The Data Behind the Shift
According to its latest investor update, Remitly processed $13.7 billion in cross-border volume in 2023—a 22% year-over-year increase—but what’s more telling is the composition: business-to-business (B2B) transaction volume now accounts for 34% of total gross profit, up from just 9% in 2021. This isn’t incidental growth; it reflects a deliberate architectural pivot. Remitly has invested over $280 million since 2020 in building proprietary settlement systems, multi-currency ledger capabilities, and API-first compliance layers that meet local AML/KYC requirements in 12 jurisdictions—including newly launched support for India’s UPI-linked disbursements and Nigeria’s NIBSS Instant Payment system.
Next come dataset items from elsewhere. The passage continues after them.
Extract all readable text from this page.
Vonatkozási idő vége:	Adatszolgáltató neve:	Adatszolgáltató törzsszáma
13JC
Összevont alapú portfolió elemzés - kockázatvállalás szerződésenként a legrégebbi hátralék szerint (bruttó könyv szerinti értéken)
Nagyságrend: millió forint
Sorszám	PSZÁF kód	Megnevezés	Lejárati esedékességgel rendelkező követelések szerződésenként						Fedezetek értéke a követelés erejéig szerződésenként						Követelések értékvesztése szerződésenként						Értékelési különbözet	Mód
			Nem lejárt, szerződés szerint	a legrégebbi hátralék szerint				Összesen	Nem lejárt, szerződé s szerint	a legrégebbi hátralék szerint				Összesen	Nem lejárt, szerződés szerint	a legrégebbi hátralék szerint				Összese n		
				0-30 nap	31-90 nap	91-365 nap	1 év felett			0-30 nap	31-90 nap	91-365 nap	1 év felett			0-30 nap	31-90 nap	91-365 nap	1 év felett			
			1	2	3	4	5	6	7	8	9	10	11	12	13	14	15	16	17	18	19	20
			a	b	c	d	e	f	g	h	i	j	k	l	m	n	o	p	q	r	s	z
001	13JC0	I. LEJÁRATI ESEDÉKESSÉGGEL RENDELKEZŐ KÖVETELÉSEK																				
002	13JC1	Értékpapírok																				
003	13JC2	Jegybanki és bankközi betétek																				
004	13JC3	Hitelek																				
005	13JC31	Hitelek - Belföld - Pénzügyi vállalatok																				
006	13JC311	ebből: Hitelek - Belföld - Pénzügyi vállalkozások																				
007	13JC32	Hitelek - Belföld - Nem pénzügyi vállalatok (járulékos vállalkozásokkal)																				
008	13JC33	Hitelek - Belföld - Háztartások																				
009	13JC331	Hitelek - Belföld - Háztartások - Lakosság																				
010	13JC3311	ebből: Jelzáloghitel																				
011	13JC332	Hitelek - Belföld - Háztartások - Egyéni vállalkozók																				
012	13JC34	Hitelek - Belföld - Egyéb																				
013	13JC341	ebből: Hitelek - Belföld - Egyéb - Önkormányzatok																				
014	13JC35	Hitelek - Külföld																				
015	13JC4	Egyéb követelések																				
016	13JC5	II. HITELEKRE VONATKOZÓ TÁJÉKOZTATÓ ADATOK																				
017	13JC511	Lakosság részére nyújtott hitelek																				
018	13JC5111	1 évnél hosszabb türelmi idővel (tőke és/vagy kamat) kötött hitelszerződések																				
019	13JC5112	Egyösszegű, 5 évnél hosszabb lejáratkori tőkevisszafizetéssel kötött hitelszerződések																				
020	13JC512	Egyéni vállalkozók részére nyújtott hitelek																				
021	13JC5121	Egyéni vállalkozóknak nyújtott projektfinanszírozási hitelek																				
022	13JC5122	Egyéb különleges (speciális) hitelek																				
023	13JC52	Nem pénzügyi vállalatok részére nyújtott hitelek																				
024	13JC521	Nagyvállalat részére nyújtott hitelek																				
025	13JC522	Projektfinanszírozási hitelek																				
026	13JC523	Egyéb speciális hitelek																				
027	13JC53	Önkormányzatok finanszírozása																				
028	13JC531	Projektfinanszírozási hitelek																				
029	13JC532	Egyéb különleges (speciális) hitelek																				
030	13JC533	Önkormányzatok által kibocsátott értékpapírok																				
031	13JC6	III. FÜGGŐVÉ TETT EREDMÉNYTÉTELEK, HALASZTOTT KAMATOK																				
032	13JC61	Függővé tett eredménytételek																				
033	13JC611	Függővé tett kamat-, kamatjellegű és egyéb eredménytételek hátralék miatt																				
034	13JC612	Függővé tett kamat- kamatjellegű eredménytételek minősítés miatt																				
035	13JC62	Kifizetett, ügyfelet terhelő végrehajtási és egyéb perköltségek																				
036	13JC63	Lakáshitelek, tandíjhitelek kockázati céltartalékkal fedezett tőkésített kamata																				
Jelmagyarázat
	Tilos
From App to API: The Embedded Finance Playbook
Remitly’s transition mirrors broader industry convergence: legacy remittance providers are becoming interoperable financial utilities. Its new Embedded Payouts Platform offers white-labeled, programmable disbursement tools—not just for salary payments, but for insurance claims, marketplace payouts, and government benefit distribution. Unlike aggregators relying on third-party rails, Remitly operates direct banking relationships in 16 markets, enabling same-day settlement in 22 currencies and sub-second FX rate updates via its proprietary pricing engine.
Key Technical Capabilities Driving Adoption
- Real-time FX reconciliation with millisecond-level rate locking and audit-ready FX gain/loss reporting
- Local payout rail orchestration, including SEPA Instant, PIX, PayNow, and IMPS—each integrated natively, not via intermediaries
- Regulatory sandbox portability, allowing clients to deploy compliant workflows across geographies without rebuilding KYC logic
- Multi-tiered payout routing, dynamically selecting optimal channels based on cost, speed, and success rate thresholds
- Unified payout analytics dashboard, delivering granular insights into failure root causes, fee leakage, and corridor-level margin erosion
Why Banks and Fintechs Are Taking Notice
Traditional banks face mounting pressure to modernize cross-border disbursement stacks—yet lack the agility to rebuild legacy core integrations. Meanwhile, neobanks and payroll SaaS providers struggle with fragmented compliance overhead when scaling internationally. Remitly’s platform reduces time-to-market for international payroll launches from 6–9 months to under six weeks. Early adopters include a European HR tech firm rolling out wage payments across 11 emerging markets—and a U.S.-based gig economy platform now settling driver earnings directly into M-Pesa wallets in Kenya, bypassing costly correspondent banking loops. Crucially, Remitly does not require clients to hold balances or settle through its balance sheet—transactions flow directly between client and beneficiary bank accounts, minimizing counterparty risk exposure.
As global labor markets continue to decentralize and regulatory expectations around payment transparency tighten, Remitly’s evolution signals a larger trend: the most resilient cross-border infrastructure players won’t be those optimizing for app downloads, but for developer adoption, regulatory portability, and settlement efficiency. The next frontier isn’t faster remittances—it’s invisible, embedded, and institutionally trusted cross-border value transfer.